Ensemble, les fermes du réseau offrent 19.000 abonnements qui nourrissent plus de 50.000 personnes à travers la province, avec des foyers plus importants autour des deux plus grosses villes Montréal et Québec, pour une population de 8,2 millions de québécois.
Équiterre : une agence de rencontre entre les fermes et leurs abonnés
Afin de soutenir les fermiers dans l’atteinte de leurs objectifs de recrutement d’abonnés, nous mettons en place tout un plan marketing. Concrètement, nous participons à des salons et évènements pour promouvoir le modèle des paniers de légumes, et nous faire les portes-paroles des fermiers, nous faisons imprimer des outils de promotion (dépliants, affiches, autocollants, pancartes,…) que nous mettons à disposition des fermes et travaillons beaucoup avec les réseaux sociaux pour élargir notre communauté. Notre site internet fermierdefamille.com sert de vitrine au grand public en offrant une visibilité à toutes les fermes membres et la possibilité aux abonnés de s’inscrire en ligne auprès d’une ferme.
Les services aux fermes
Afin d’aider les fermiers à produire mieux et à le faire par plus d’échanges entre les fermes d’expérience et celles qui débutent, nous organisons pendant l’hiver des ateliers techniques, et pendant l’été des visites entre fermes pour faire circuler les connaissances et les pratiques.
Aussi, nous réalisons une veille sur les prix des fruits et légumes chaque été́ et chaque hiver, afin d’aider les jeunes producteurs à fixer leurs prix.
Chaque année, nous diffusons une « carte privilège » aux fermes du réseau leur faisant bénéficier de tarifs avantageux auprès de partenaires techniques et de fournisseurs.
Nous fournissons de la documentation et des ressources aux fermes qui intègrent le réseau et les mettons en lien avec un mentor.

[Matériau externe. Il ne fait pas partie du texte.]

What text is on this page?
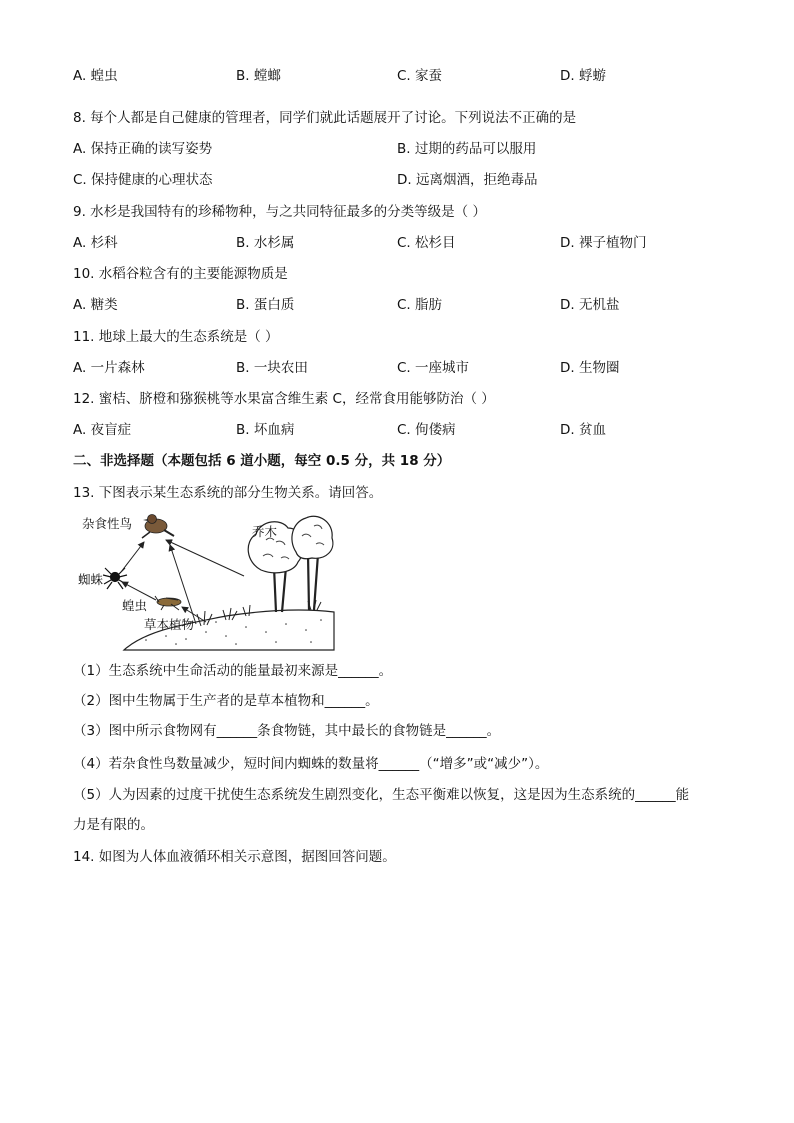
A. 蝗虫	B. 螳螂	C. 家蚕	D. 蜉蝣
8. 每个人都是自己健康的管理者，同学们就此话题展开了讨论。下列说法不正确的是
A. 保持正确的读写姿势	B. 过期的药品可以服用
C. 保持健康的心理状态	D. 远离烟酒，拒绝毒品
9. 水杉是我国特有的珍稀物种，与之共同特征最多的分类等级是（ ）
A. 杉科	B. 水杉属	C. 松杉目	D. 裸子植物门
10. 水稻谷粒含有的主要能源物质是
A. 糖类	B. 蛋白质	C. 脂肪	D. 无机盐
11. 地球上最大的生态系统是（ ）
A. 一片森林	B. 一块农田	C. 一座城市	D. 生物圈
12. 蜜桔、脐橙和猕猴桃等水果富含维生素 C，经常食用能够防治（ ）
A. 夜盲症	B. 坏血病	C. 佝偻病	D. 贫血
二、非选择题（本题包括 6 道小题，每空 0.5 分，共 18 分）
13. 下图表示某生态系统的部分生物关系。请回答。
杂食性鸟
乔木
蜘蛛
蝗虫
草本植物
（1）生态系统中生命活动的能量最初来源是______。
（2）图中生物属于生产者的是草本植物和______。
（3）图中所示食物网有______条食物链，其中最长的食物链是______。
（4）若杂食性鸟数量减少，短时间内蜘蛛的数量将______（“增多”或“减少”）。
（5）人为因素的过度干扰使生态系统发生剧烈变化，生态平衡难以恢复，这是因为生态系统的______能
力是有限的。
14. 如图为人体血液循环相关示意图，据图回答问题。
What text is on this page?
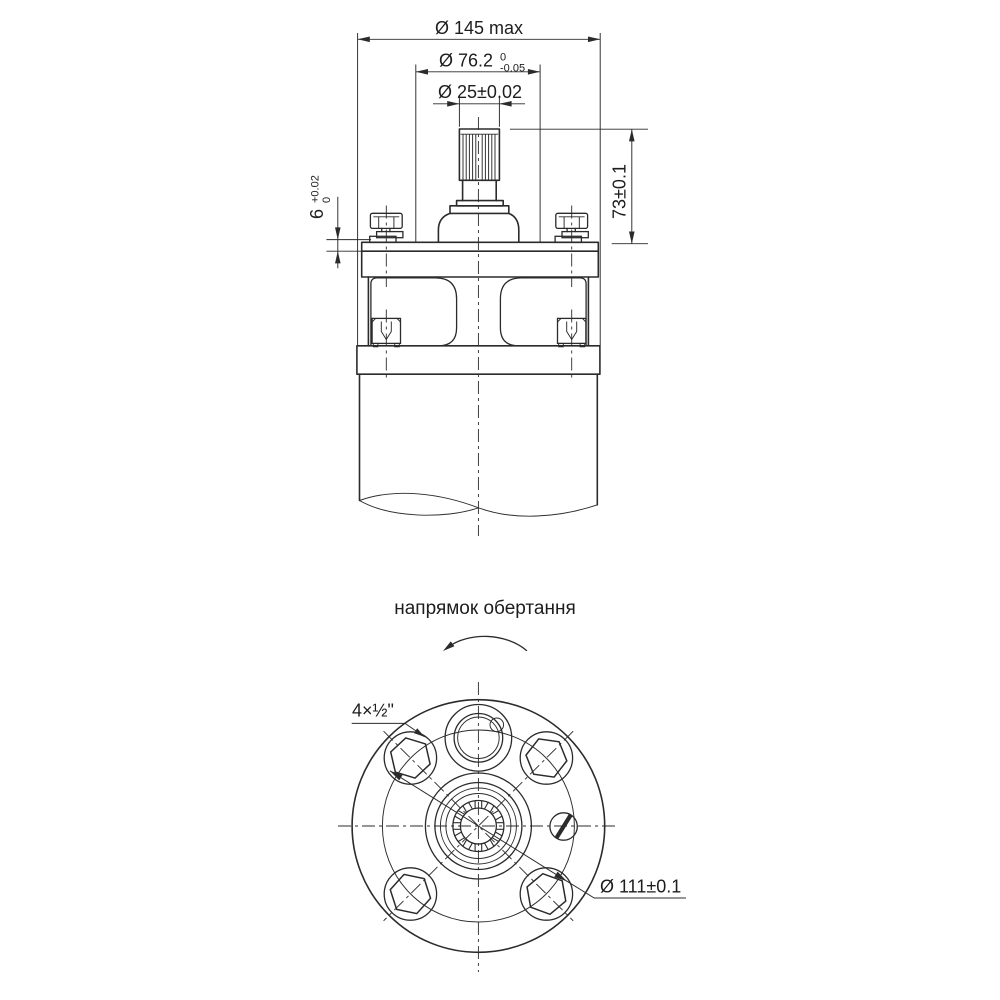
Ø 145 max
Ø 76.2 0
-0.05
Ø 25±0.02
73±0.1
6
+0.02 0
напрямок обертання
Ø 111±0.1
4×½"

Nous travaillons à trouver des points de livraison (ex. en milieu de travail) pour les fermes du réseau et le faisons avec des partenaires importants comme une chaîne de supermarchés où les fermiers de famille sont bienvenus dans les stationnements pour les livraisons, ainsi que des trains de banlieue et la bannière gouvernementale de distribution de boissons alcoolisées (déployée dans la province). Ces partenariats sont développés grâce à la crédibilité de l’organisme et de son réseau d’intervention et ils bénéficient aux fermiers de famille.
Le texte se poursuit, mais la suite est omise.